Я придвигаюсь поближе и крепко прижимаю его к себе. Как было просто, пока он был маленьким: достаточно обнять – и все зло отступало. Как же я ненавижу Мэлвина Ройяла, который оставил сыну такое кошмарное наследство: это из-за него Коннор потерял в веру в себя! Если б я снова могла убить Мэлвина за то, что он сделал с нашими детьми, повторила бы без колебаний.
– Ты не сломался, малыш, – говорю я, целуя сына в висок.
– Откуда ты знаешь?
– Ну, во‐первых, сломленные люди не считают себя такими. Они думают, что идеальны. Раз ты задал этот вопрос, тебе не все равно, что ты за человек и как относишься к другим. Ты любящий, внимательный и чуткий.

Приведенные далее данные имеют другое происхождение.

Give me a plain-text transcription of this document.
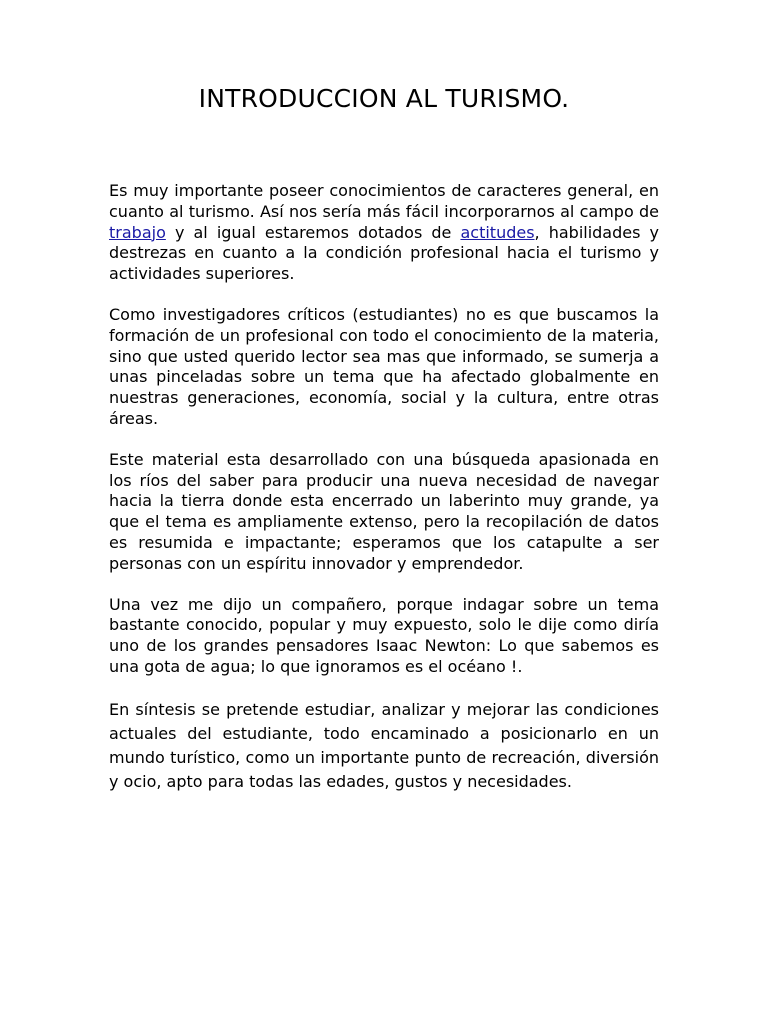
INTRODUCCION AL TURISMO.

Es muy importante poseer conocimientos de caracteres general, en cuanto al turismo. Así nos sería más fácil incorporarnos al campo de trabajo y al igual estaremos dotados de actitudes, habilidades y destrezas en cuanto a la condición profesional hacia el turismo y actividades superiores.

Como investigadores críticos (estudiantes) no es que buscamos la formación de un profesional con todo el conocimiento de la materia, sino que usted querido lector sea mas que informado, se sumerja a unas pinceladas sobre un tema que ha afectado globalmente en nuestras generaciones, economía, social y la cultura, entre otras áreas.

Este material esta desarrollado con una búsqueda apasionada en los ríos del saber para producir una nueva necesidad de navegar hacia la tierra donde esta encerrado un laberinto muy grande, ya que el tema es ampliamente extenso, pero la recopilación de datos es resumida e impactante; esperamos que los catapulte a ser personas con un espíritu innovador y emprendedor.

Una vez me dijo un compañero, porque indagar sobre un tema bastante conocido, popular y muy expuesto, solo le dije como diría uno de los grandes pensadores Isaac Newton: Lo que sabemos es una gota de agua; lo que ignoramos es el océano !.

En síntesis se pretende estudiar, analizar y mejorar las condiciones actuales del estudiante, todo encaminado a posicionarlo en un mundo turístico, como un importante punto de recreación, diversión y ocio, apto para todas las edades, gustos y necesidades.
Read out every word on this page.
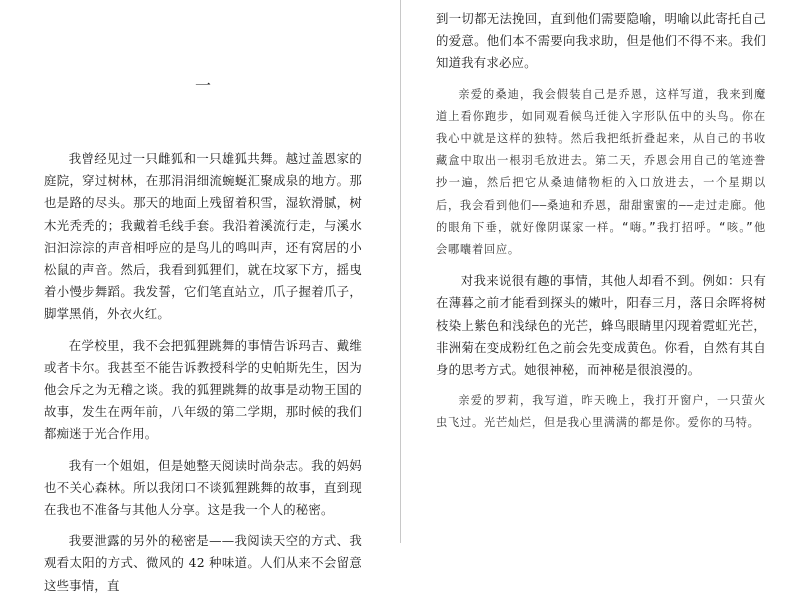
一

我曾经见过一只雌狐和一只雄狐共舞。越过盖恩家的庭院，穿过树林，在那涓涓细流蜿蜒汇聚成泉的地方。那也是路的尽头。那天的地面上残留着积雪，湿软滑腻，树木光秃秃的；我戴着毛线手套。我沿着溪流行走，与溪水汩汩淙淙的声音相呼应的是鸟儿的鸣叫声，还有窝居的小松鼠的声音。然后，我看到狐狸们，就在坟冢下方，摇曳着小慢步舞蹈。我发誓，它们笔直站立，爪子握着爪子，脚掌黑俏，外衣火红。

在学校里，我不会把狐狸跳舞的事情告诉玛吉、戴维或者卡尔。我甚至不能告诉教授科学的史帕斯先生，因为他会斥之为无稽之谈。我的狐狸跳舞的故事是动物王国的故事，发生在两年前，八年级的第二学期，那时候的我们都痴迷于光合作用。

我有一个姐姐，但是她整天阅读时尚杂志。我的妈妈也不关心森林。所以我闭口不谈狐狸跳舞的故事，直到现在我也不准备与其他人分享。这是我一个人的秘密。

我要泄露的另外的秘密是——我阅读天空的方式、我观看太阳的方式、微风的 42 种味道。人们从来不会留意这些事情，直

到一切都无法挽回，直到他们需要隐喻，明喻以此寄托自己的爱意。他们本不需要向我求助，但是他们不得不来。我们知道我有求必应。

亲爱的桑迪，我会假装自己是乔恩，这样写道，我来到魔道上看你跑步，如同观看候鸟迁徙入字形队伍中的头鸟。你在我心中就是这样的独特。然后我把纸折叠起来，从自己的书收藏盒中取出一根羽毛放进去。第二天，乔恩会用自己的笔迹誊抄一遍，然后把它从桑迪储物柜的入口放进去，一个星期以后，我会看到他们——桑迪和乔恩，甜甜蜜蜜的——走过走廊。他的眼角下垂，就好像阴谋家一样。“嗨。”我打招呼。“咳。”他会哪囔着回应。

对我来说很有趣的事情，其他人却看不到。例如：只有在薄暮之前才能看到探头的嫩叶，阳春三月，落日余晖将树枝染上紫色和浅绿色的光芒，蜂鸟眼睛里闪现着霓虹光芒，非洲菊在变成粉红色之前会先变成黄色。你看，自然有其自身的思考方式。她很神秘，而神秘是很浪漫的。

亲爱的罗莉，我写道，昨天晚上，我打开窗户，一只萤火虫飞过。光芒灿烂，但是我心里满满的都是你。爱你的马特。
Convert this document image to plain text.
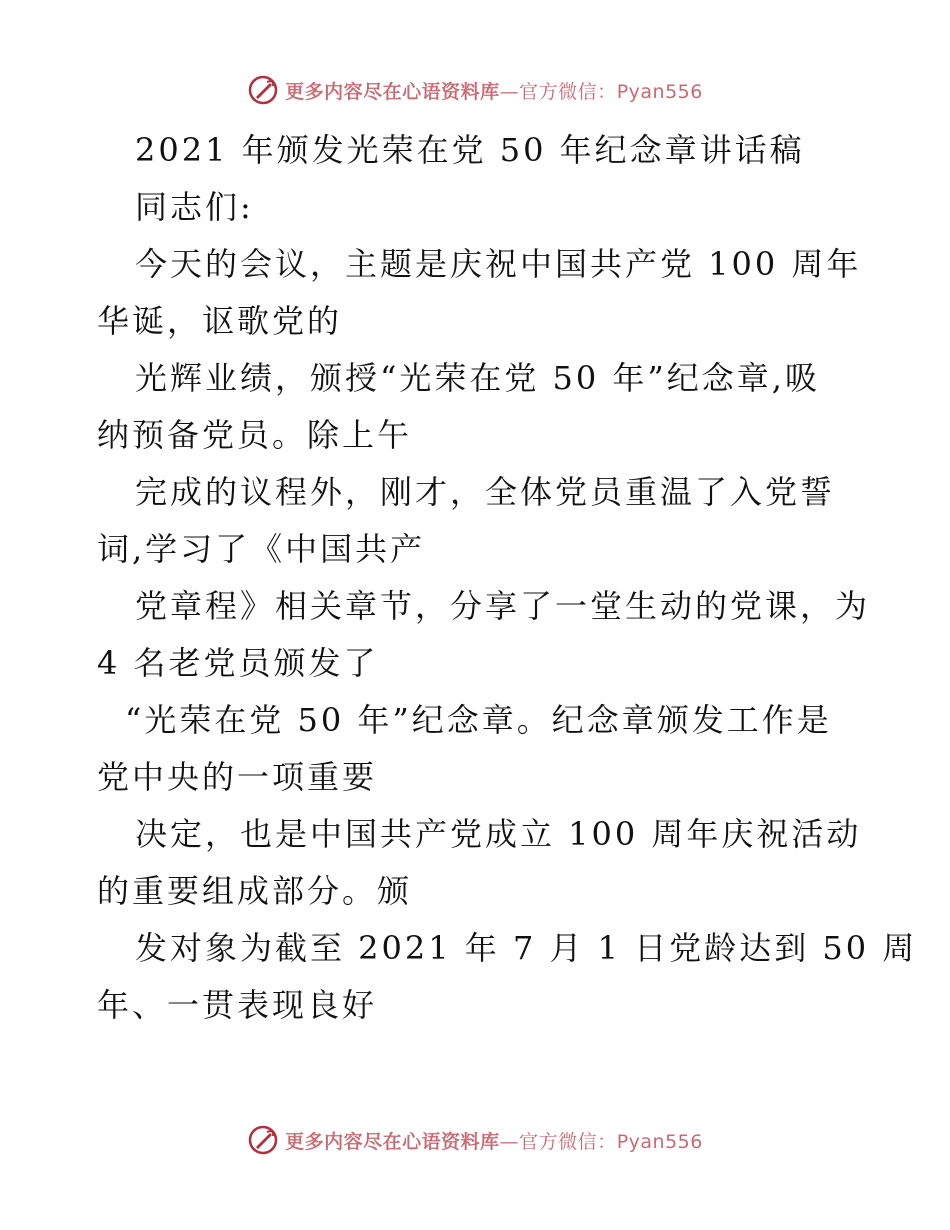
更多内容尽在心语资料库—官方微信：Pyan556
2021 年颁发光荣在党 50 年纪念章讲话稿
同志们:
今天的会议，主题是庆祝中国共产党 100 周年
华诞，讴歌党的
光辉业绩，颁授“光荣在党 50 年”纪念章,吸
纳预备党员。除上午
完成的议程外，刚才，全体党员重温了入党誓
词,学习了《中国共产
党章程》相关章节，分享了一堂生动的党课，为
4 名老党员颁发了
“光荣在党 50 年”纪念章。纪念章颁发工作是
党中央的一项重要
决定，也是中国共产党成立 100 周年庆祝活动
的重要组成部分。颁
发对象为截至 2021 年 7 月 1 日党龄达到 50 周
年、一贯表现良好
更多内容尽在心语资料库—官方微信：Pyan556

Коннор отстраняется, чтобы посмотреть мне в глаза.
– А ты ни о чем не догадывалась насчет папы – до того, как…
Ему не нужно заканчивать фразу: мы оба знаем, что именно разделило наши жизни на «до» и «после».
Этот вопрос мне задавали много раз, и я всегда отвечала «нет» – быстро и решительно. Хотя если говорить правду, ответ оказался бы слишком сложным и неоднозначным. Но с Коннором мне нужно быть максимально откровенной.
– Я понятия не имела, что Мэлвин делал с этими девушками. Я никогда не думала, что он способен на такое. – Перевожу дыхание и добавляю: – Но… в наших отношениях возникали моменты, когда я начинала задумываться, способен ли он на жестокость.
Сын удивлен ответом, что вполне понятно: я никогда не говорила об этом никому, кроме Сэма и моего психотерапевта.
– Какие моменты?
Мне не слишком хочется рассказывать пятнадцатилетнему мальчику, как Мэлвину нравилось душить меня во время секса – иногда я даже теряла сознание. Или о темной стороне, которая открылась в Мэлвине, когда я заговорила об этом.
– Может, когда-нибудь расскажу, но не сейчас.
Коннору явно любопытно, но он не настаивает, а спрашивает:
– Ты почувствовала себя виноватой, когда узнала, чем он занимался? Думала, что должна была догадаться и что-нибудь сделать?
– Да.
Я долго винила себя за то, что ни о чем не догадалась. Что не остановила Мэлвина. Спрашивала себя: понимала ли я подсознательно, на что он способен, и игнорировала, поскольку мне и детям опасность не грозила?
– Ты чувствуешь то же самое по поводу Кевина? – тихо спрашиваю я.